Tuesday, March 23, 2010

Letter-writer low on O2!

Here is the most recent of my letter rallies at the Roanoke Times...

Re: "Christians must put Jesus first" and "Crosses represent murders by abortion," March 18 letters:

Two letters deserve special attention because they relate to one another. Darius McBride says, "Christians do not have the option of deciding which part of the Bible we want to accept."

That relates directly to what Aubrey and Linda Hicks had to say about the abortion issue. They declare, "The baby isn't cells or a mass or just a fetus. It is living, breathing and formed by God."
I have no problem with that last part, but biology says we are indeed a mass of cells. Many seem to confuse growth with living prior to birth.

Genesis says, "Then the Lord God formed man from the dust of the ground and breathed into his nostrils the breath of life, and man became a living being." Other biblical passages reinforce the connection between life and breath.

We don't start living until we are born and start breathing. And we stop living when we take our last breath. It's God's plan, according to the Bible. McBride says Christians need to accept it all.

HERB DETWEILER


MY RESPONSE:

Although preborn children enjoy respiration from conception to birth, Herb Detweiler’s letter, “We’re alive once we’re breathing” (3/23), indicated that his oxygen count might be low.

Detweiler said, “Many seem to confuse growth with living...” arguing that living does not occur until “we are born and start breathing.” Biologically preposterous!

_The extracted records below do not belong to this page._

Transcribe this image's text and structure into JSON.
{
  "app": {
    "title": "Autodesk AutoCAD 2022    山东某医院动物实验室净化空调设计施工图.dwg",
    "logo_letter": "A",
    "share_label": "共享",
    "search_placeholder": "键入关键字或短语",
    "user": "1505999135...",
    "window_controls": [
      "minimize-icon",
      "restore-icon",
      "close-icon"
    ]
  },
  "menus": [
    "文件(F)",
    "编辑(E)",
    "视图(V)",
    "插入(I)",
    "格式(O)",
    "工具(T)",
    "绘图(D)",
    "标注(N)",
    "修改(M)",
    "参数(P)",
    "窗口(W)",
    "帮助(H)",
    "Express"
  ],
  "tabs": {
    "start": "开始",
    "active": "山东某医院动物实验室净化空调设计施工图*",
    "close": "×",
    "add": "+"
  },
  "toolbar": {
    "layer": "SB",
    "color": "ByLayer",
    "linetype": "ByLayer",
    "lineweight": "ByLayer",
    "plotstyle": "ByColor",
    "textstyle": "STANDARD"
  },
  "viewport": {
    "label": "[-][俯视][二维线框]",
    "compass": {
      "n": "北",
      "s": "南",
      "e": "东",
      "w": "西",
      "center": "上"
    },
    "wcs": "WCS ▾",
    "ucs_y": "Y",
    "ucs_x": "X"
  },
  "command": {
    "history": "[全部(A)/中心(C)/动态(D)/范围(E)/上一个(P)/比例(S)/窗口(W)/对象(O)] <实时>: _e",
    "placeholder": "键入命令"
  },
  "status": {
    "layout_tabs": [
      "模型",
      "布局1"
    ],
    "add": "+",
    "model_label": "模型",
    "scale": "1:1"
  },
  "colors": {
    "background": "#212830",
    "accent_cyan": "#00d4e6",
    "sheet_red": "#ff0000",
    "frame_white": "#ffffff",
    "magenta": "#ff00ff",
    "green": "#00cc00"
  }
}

If the preborn child is growing, respiration is necessarily occurring. So, the child is living prior to birth. Detweiler’s outlandish argument doesn’t depend on the fact of the preborn’s respiration, but its mode of respiration, which is all that changes at birth. Detweiler is therefore arguing that one’s method of oxygen exchange should determine whether or not one may be killed.

Detweiler’s appeal to Genesis 2:7 was equally reckless. There is simply no analogy between the historically unique, extraordinary creation of Adam from inanimate material and the nine months of development in the womb under God’s superintending providence. To say otherwise is to neither think clearly nor take the Bible seriously.

I agree we must accept all what the Bible says, including, “For behold...the baby in my womb [John the Baptist] leaped for joy” (Luke 1:44). This verse alone knocks the breath out of Detweiler’s argument.